他满眼感激,泪光闪烁,连连道谢:“苗副官,您真是我的再生父母!这条命是您救回来的!您心怀大义、不计前嫌,以德报怨,我这辈子誓死效忠您!从今往后,我再也不会追随金振南作恶!”
苗云凤微微颔首,趁机沉声询问:“我问你,若是想往望水镇的河道引水泄洪,除了已知的闸口,可还有其他隐秘通道?”
那人闻言眼前一亮,立刻重重点头。
苗云凤心中满是惊喜。为了争夺水源,望水镇的百姓死伤十几人,始终没能盼来一滴救命水,所有人早已陷入绝望。如今金振南一众恶人仓皇逃窜,正是引水救民的绝佳时机。
若是能趁机开启隐秘闸口,将水源分流引入望水镇河道,双向泄洪、分担水压,日后就算金振南再折返、妄图开闸制造洪灾,也无法形成滔天洪流、祸害百姓。
眼前这名伤者竟知晓隐秘通道,对她而言,无疑是意外之喜。
她望着往日被死死封堵、连马小虎用炸药都无法炸开的闸口,满心疑惑,连忙追问他可行的办法。
伤者喘了几口粗气,缓缓解释道:“大坝内部还有一道隐秘备用闸口,能够直接连通望水镇的河道,极少有人知晓,唯有金振南和我们寥寥几名老守卫清楚内情。

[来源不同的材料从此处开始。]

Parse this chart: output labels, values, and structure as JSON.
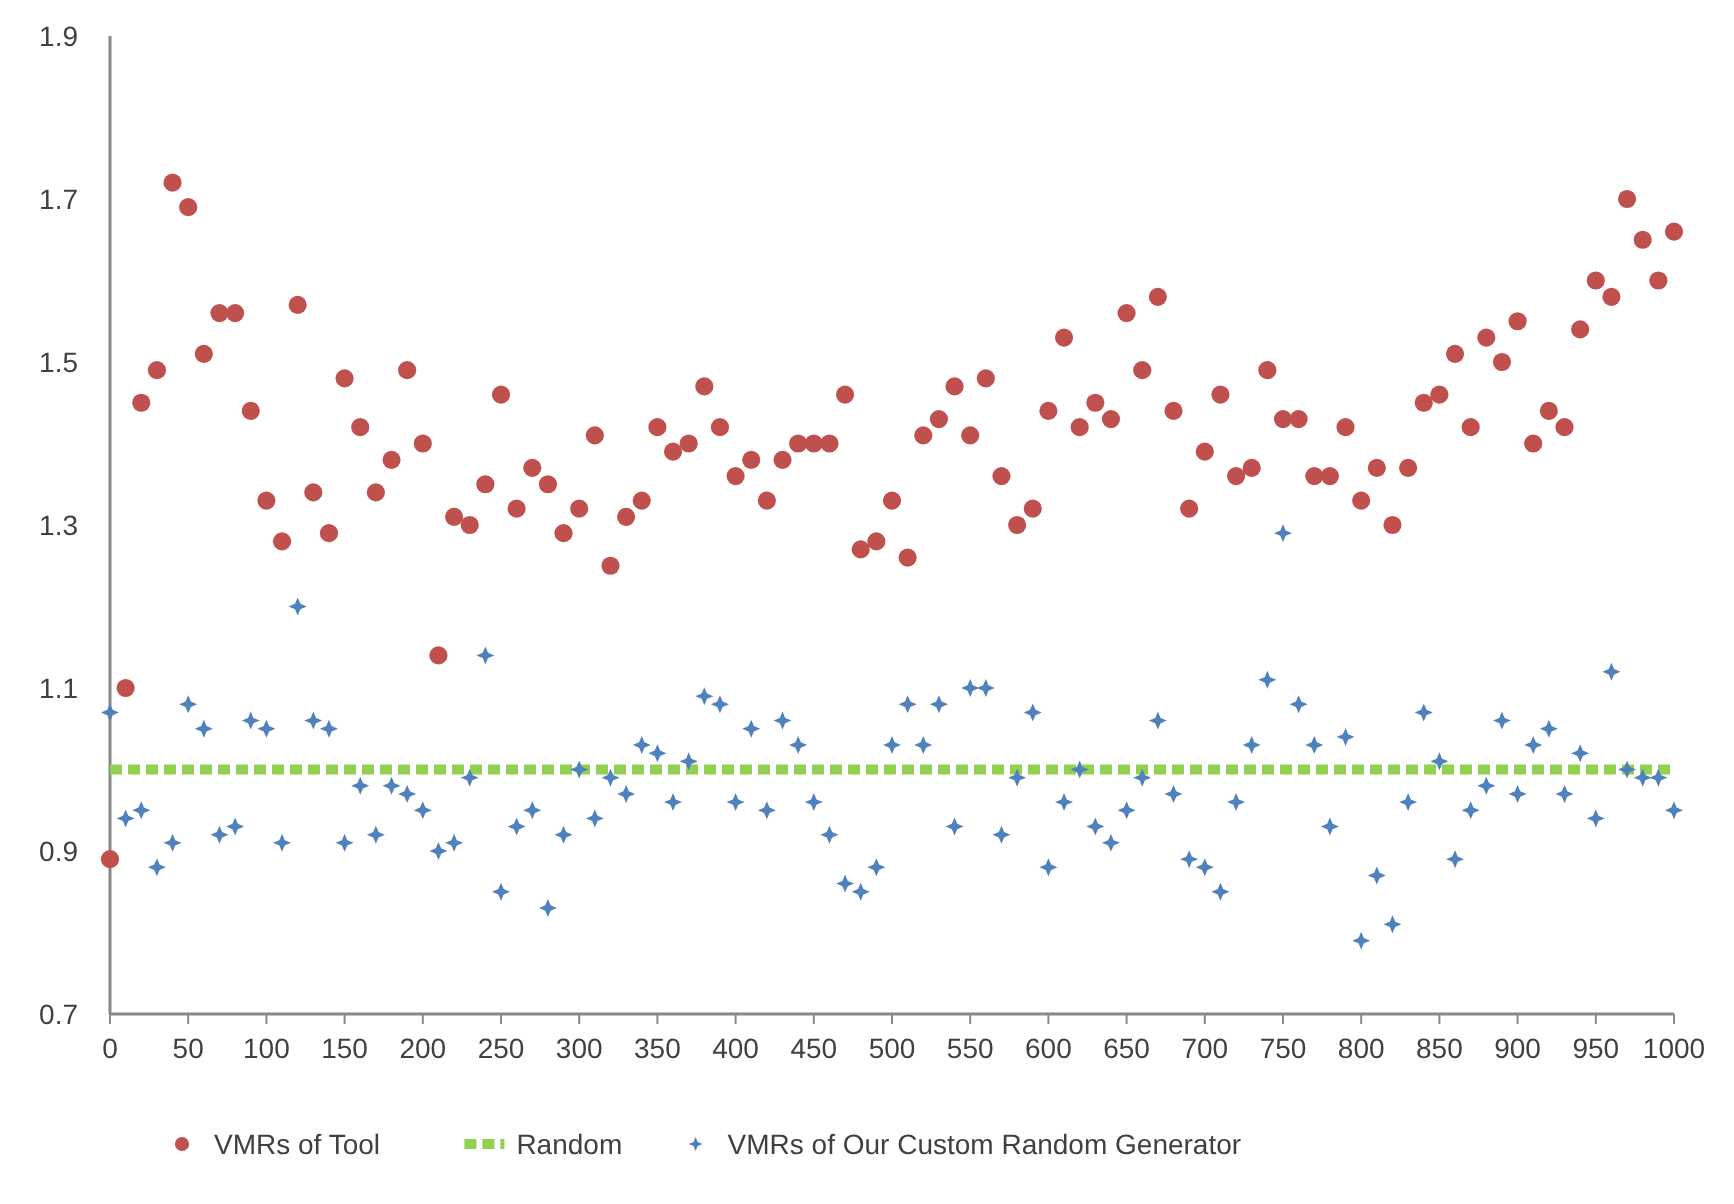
{
  "chart_data": {
    "type": "scatter",
    "x": [
      0,
      10,
      20,
      30,
      40,
      50,
      60,
      70,
      80,
      90,
      100,
      110,
      120,
      130,
      140,
      150,
      160,
      170,
      180,
      190,
      200,
      210,
      220,
      230,
      240,
      250,
      260,
      270,
      280,
      290,
      300,
      310,
      320,
      330,
      340,
      350,
      360,
      370,
      380,
      390,
      400,
      410,
      420,
      430,
      440,
      450,
      460,
      470,
      480,
      490,
      500,
      510,
      520,
      530,
      540,
      550,
      560,
      570,
      580,
      590,
      600,
      610,
      620,
      630,
      640,
      650,
      660,
      670,
      680,
      690,
      700,
      710,
      720,
      730,
      740,
      750,
      760,
      770,
      780,
      790,
      800,
      810,
      820,
      830,
      840,
      850,
      860,
      870,
      880,
      890,
      900,
      910,
      920,
      930,
      940,
      950,
      960,
      970,
      980,
      990,
      1000
    ],
    "xlim": [
      0,
      1000
    ],
    "xticks": [
      0,
      50,
      100,
      150,
      200,
      250,
      300,
      350,
      400,
      450,
      500,
      550,
      600,
      650,
      700,
      750,
      800,
      850,
      900,
      950,
      1000
    ],
    "ylim": [
      0.7,
      1.9
    ],
    "yticks": [
      0.7,
      0.9,
      1.1,
      1.3,
      1.5,
      1.7,
      1.9
    ],
    "grid": false,
    "legend": "bottom",
    "series": [
      {
        "name": "VMRs of Tool",
        "marker": "circle",
        "color": "#c0504d",
        "values": [
          0.89,
          1.1,
          1.45,
          1.49,
          1.72,
          1.69,
          1.51,
          1.56,
          1.56,
          1.44,
          1.33,
          1.28,
          1.57,
          1.34,
          1.29,
          1.48,
          1.42,
          1.34,
          1.38,
          1.49,
          1.4,
          1.14,
          1.31,
          1.3,
          1.35,
          1.46,
          1.32,
          1.37,
          1.35,
          1.29,
          1.32,
          1.41,
          1.25,
          1.31,
          1.33,
          1.42,
          1.39,
          1.4,
          1.47,
          1.42,
          1.36,
          1.38,
          1.33,
          1.38,
          1.4,
          1.4,
          1.4,
          1.46,
          1.27,
          1.28,
          1.33,
          1.26,
          1.41,
          1.43,
          1.47,
          1.41,
          1.48,
          1.36,
          1.3,
          1.32,
          1.44,
          1.53,
          1.42,
          1.45,
          1.43,
          1.56,
          1.49,
          1.58,
          1.44,
          1.32,
          1.39,
          1.46,
          1.36,
          1.37,
          1.49,
          1.43,
          1.43,
          1.36,
          1.36,
          1.42,
          1.33,
          1.37,
          1.3,
          1.37,
          1.45,
          1.46,
          1.51,
          1.42,
          1.53,
          1.5,
          1.55,
          1.4,
          1.44,
          1.42,
          1.54,
          1.6,
          1.58,
          1.7,
          1.65,
          1.6,
          1.66
        ]
      },
      {
        "name": "Random",
        "type": "line",
        "marker": "none",
        "line_style": "dashed",
        "color": "#92d050",
        "x": [
          0,
          1000
        ],
        "values": [
          1.0,
          1.0
        ]
      },
      {
        "name": "VMRs of Our Custom Random Generator",
        "marker": "diamond",
        "color": "#4f81bd",
        "values": [
          1.07,
          0.94,
          0.95,
          0.88,
          0.91,
          1.08,
          1.05,
          0.92,
          0.93,
          1.06,
          1.05,
          0.91,
          1.2,
          1.06,
          1.05,
          0.91,
          0.98,
          0.92,
          0.98,
          0.97,
          0.95,
          0.9,
          0.91,
          0.99,
          1.14,
          0.85,
          0.93,
          0.95,
          0.83,
          0.92,
          1.0,
          0.94,
          0.99,
          0.97,
          1.03,
          1.02,
          0.96,
          1.01,
          1.09,
          1.08,
          0.96,
          1.05,
          0.95,
          1.06,
          1.03,
          0.96,
          0.92,
          0.86,
          0.85,
          0.88,
          1.03,
          1.08,
          1.03,
          1.08,
          0.93,
          1.1,
          1.1,
          0.92,
          0.99,
          1.07,
          0.88,
          0.96,
          1.0,
          0.93,
          0.91,
          0.95,
          0.99,
          1.06,
          0.97,
          0.89,
          0.88,
          0.85,
          0.96,
          1.03,
          1.11,
          1.29,
          1.08,
          1.03,
          0.93,
          1.04,
          0.79,
          0.87,
          0.81,
          0.96,
          1.07,
          1.01,
          0.89,
          0.95,
          0.98,
          1.06,
          0.97,
          1.03,
          1.05,
          0.97,
          1.02,
          0.94,
          1.12,
          1.0,
          0.99,
          0.99,
          0.95
        ]
      }
    ]
  }
}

我可以带您前去!”
苗云凤当即问道:“此话当真?”
她伸手将伤者缓缓扶起,目光扫过坝上散落的几杆枪械,尽数背在身上。她心知金振南绝不会善罢甘休,随时可能带人折返偷袭,必须提前做好防备、手握武器自保。
伤者一边忍着伤痛轻声咳嗽,一边诚恳说道:“苗副官,我说的句句属实!我是真的彻底看透了金振南的为人!方才他毫不犹豫,亲手下令将无辜兄弟推下大坝摔死,我彻底心寒。
我们众人拼死为他效力、忠心耿耿,在他眼中却只是随意舍弃的草芥蝼蚁。钱财再多,换不来人心尊重、半点温情!他从不将手下当人看待,我又何必为他卖命效忠?
方才众人仓皇逃窜,他更是对重伤倒地的我弃之不顾,任由我流血等死,这般无情无义之人,根本不值得追随!”
话音落下,他又是一阵剧烈咳嗽。
苗云凤见状,立刻撕下他衣襟的布条,快速为伤者包扎好腰侧伤口,温声安抚:“你这伤势需要长久调养,短时间难以痊愈。你安心休养,我给你的药已经彻底止住出血,只要后续静心调理一两个月,便能慢慢恢复、痊愈如初。日后若是需要调理药方,随时可以来找我。”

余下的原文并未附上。